Hacker News new | ask | show | jobs
by ram_rar 1828 days ago
> On June 22nd at 8:25 AM UTC, we released a new update designed to reduce the download size of the optimization database. Unfortunately, this managed to upload a corrupted file to the Edge Storage.

I wonder, if simple checksum verification of the file would have helped in avoiding this outage all together.

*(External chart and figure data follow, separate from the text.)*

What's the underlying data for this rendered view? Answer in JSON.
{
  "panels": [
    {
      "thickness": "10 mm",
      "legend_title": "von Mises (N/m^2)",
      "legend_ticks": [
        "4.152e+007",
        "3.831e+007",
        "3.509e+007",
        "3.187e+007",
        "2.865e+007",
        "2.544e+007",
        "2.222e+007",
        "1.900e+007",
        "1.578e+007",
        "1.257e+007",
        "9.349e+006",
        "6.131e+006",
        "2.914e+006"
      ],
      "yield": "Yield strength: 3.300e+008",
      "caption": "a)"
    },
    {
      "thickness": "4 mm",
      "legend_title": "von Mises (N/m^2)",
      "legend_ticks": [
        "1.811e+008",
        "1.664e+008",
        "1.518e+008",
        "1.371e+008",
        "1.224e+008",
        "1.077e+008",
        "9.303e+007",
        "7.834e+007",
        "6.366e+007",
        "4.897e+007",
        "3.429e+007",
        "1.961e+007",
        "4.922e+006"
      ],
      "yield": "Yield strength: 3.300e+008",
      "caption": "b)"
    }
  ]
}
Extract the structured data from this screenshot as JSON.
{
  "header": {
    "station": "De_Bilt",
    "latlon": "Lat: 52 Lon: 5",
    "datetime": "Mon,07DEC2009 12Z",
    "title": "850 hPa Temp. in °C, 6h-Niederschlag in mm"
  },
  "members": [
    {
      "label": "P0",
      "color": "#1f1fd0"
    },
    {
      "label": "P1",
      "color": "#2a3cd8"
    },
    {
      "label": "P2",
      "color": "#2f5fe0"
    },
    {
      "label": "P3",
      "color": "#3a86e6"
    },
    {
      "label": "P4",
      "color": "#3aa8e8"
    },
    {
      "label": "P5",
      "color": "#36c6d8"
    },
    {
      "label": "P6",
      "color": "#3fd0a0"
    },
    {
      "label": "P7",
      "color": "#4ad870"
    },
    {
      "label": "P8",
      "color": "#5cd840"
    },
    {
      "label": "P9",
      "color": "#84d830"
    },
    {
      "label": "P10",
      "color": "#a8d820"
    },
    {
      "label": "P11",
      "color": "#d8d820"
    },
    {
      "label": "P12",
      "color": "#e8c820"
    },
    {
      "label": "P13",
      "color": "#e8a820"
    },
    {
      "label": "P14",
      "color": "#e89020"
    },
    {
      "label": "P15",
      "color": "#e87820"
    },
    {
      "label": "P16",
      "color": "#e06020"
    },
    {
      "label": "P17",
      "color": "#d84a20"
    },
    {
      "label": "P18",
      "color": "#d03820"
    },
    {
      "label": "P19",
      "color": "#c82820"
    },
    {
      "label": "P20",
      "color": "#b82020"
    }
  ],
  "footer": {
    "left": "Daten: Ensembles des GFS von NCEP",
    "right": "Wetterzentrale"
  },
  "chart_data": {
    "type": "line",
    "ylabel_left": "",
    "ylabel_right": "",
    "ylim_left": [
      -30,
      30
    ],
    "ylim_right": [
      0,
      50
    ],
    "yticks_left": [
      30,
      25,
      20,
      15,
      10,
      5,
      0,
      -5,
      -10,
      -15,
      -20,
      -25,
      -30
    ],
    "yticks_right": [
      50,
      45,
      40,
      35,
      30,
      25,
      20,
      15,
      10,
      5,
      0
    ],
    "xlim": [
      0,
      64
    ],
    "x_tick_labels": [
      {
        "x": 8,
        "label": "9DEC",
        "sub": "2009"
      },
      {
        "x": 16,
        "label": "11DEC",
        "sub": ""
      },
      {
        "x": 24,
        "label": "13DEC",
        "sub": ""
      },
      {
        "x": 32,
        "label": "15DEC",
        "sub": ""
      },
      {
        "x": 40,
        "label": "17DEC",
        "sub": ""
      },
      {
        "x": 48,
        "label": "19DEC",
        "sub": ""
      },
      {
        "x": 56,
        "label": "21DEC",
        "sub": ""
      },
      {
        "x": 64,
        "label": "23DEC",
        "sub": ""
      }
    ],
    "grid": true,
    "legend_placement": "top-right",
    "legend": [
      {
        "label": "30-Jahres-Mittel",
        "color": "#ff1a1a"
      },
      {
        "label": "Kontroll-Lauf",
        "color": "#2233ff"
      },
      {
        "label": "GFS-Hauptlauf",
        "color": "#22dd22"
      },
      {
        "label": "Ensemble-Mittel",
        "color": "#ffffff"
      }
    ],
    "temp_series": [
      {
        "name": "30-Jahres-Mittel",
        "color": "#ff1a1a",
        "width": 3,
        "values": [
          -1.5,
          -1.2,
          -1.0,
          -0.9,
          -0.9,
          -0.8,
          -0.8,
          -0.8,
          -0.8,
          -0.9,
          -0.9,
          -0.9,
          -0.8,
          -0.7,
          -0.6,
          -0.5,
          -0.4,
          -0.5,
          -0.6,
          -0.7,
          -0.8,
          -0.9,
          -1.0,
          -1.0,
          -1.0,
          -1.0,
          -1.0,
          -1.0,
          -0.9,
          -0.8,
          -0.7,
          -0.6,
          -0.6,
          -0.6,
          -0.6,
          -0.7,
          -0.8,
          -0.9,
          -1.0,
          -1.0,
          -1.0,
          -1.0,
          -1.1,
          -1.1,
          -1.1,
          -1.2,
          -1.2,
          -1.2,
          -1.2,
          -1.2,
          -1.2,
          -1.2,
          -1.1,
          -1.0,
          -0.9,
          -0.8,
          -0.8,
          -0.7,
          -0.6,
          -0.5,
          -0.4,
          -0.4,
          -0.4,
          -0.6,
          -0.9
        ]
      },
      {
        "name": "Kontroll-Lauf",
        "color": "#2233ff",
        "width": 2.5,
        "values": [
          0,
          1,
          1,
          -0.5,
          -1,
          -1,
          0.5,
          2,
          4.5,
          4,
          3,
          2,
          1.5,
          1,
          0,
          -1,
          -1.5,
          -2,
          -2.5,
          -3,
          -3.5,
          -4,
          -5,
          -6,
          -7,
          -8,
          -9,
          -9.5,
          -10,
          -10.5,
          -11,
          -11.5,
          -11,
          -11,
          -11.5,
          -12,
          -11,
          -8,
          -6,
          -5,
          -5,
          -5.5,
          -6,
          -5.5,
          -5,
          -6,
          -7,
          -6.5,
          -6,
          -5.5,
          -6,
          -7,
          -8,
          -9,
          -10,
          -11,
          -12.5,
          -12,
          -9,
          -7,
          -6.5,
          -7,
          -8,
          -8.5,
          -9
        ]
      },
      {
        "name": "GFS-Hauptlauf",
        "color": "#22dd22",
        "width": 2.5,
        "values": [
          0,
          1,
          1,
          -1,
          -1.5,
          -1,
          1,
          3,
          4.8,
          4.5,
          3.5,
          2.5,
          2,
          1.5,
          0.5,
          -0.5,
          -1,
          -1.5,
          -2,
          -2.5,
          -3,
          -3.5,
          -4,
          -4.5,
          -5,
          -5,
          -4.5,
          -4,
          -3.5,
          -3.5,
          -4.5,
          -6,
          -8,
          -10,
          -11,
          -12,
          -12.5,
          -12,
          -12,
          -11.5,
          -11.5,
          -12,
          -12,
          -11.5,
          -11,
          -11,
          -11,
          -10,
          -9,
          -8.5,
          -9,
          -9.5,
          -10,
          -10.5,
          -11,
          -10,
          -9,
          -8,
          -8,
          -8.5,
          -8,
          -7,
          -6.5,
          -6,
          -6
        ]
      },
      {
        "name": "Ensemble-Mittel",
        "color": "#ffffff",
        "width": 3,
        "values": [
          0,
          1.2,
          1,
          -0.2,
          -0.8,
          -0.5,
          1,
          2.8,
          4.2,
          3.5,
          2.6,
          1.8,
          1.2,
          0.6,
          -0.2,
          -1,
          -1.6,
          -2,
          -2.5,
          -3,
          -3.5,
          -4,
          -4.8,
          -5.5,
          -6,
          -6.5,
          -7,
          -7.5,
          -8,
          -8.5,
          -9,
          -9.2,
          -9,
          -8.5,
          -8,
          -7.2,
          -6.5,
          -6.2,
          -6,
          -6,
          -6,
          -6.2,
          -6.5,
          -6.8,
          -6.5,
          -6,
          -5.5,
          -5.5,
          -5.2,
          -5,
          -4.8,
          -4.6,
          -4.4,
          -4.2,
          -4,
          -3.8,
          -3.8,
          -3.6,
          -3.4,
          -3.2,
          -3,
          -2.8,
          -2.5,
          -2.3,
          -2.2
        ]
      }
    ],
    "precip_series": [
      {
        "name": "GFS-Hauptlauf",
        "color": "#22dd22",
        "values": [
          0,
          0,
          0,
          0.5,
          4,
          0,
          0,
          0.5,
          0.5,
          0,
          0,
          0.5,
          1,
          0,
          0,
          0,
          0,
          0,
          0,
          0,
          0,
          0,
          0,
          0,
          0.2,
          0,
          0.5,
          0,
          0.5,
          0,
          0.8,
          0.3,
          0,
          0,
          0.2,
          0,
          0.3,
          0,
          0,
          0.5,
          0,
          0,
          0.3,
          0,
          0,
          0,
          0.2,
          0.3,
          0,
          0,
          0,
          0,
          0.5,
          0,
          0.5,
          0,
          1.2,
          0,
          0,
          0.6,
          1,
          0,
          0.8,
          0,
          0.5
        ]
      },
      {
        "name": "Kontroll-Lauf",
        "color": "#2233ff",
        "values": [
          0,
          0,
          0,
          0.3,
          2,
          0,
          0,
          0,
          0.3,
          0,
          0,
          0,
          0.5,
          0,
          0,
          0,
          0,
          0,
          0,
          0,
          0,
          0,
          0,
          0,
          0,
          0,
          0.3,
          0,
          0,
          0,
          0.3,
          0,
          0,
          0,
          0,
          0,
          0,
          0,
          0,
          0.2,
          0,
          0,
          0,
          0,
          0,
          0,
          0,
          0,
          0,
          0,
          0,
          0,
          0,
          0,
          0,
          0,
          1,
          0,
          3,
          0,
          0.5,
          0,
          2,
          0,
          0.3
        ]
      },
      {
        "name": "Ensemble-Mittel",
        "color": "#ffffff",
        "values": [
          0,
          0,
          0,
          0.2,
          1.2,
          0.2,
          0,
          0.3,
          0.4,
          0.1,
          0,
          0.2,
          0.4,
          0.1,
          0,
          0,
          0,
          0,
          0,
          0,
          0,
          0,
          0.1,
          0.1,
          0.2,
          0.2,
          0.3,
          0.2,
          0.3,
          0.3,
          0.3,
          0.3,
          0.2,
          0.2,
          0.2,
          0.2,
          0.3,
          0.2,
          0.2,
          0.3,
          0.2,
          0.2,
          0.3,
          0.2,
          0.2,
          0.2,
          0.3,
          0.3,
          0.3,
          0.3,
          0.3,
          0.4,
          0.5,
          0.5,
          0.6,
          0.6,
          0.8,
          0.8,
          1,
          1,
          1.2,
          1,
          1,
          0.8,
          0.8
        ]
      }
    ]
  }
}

> Turns out, the corrupted file caused the BinaryPack serialization library to immediately execute itself with a stack overflow exception, bypassing any exception handling and just exiting the process. Within minutes, our global DNS server fleet of close to a 100 servers was practically dead

This is exactly, why one needs a canary based deployments. I have seen umpteen amounts of issues being caught in canary, which has saved my team tons of firefighting time.

3 comments

I wonder, if simple checksum verification of the file would have helped in avoiding this outage all together.

Oh man, you stirred up a really old Cloudflare memory. Back when I was working on our DNS infrastructure I wrote up a task that says: "RRDNS has no way of knowing how many lines to expect or whether what it is read is valid. This could create an issue where the LB map data is not available inside RRDNS."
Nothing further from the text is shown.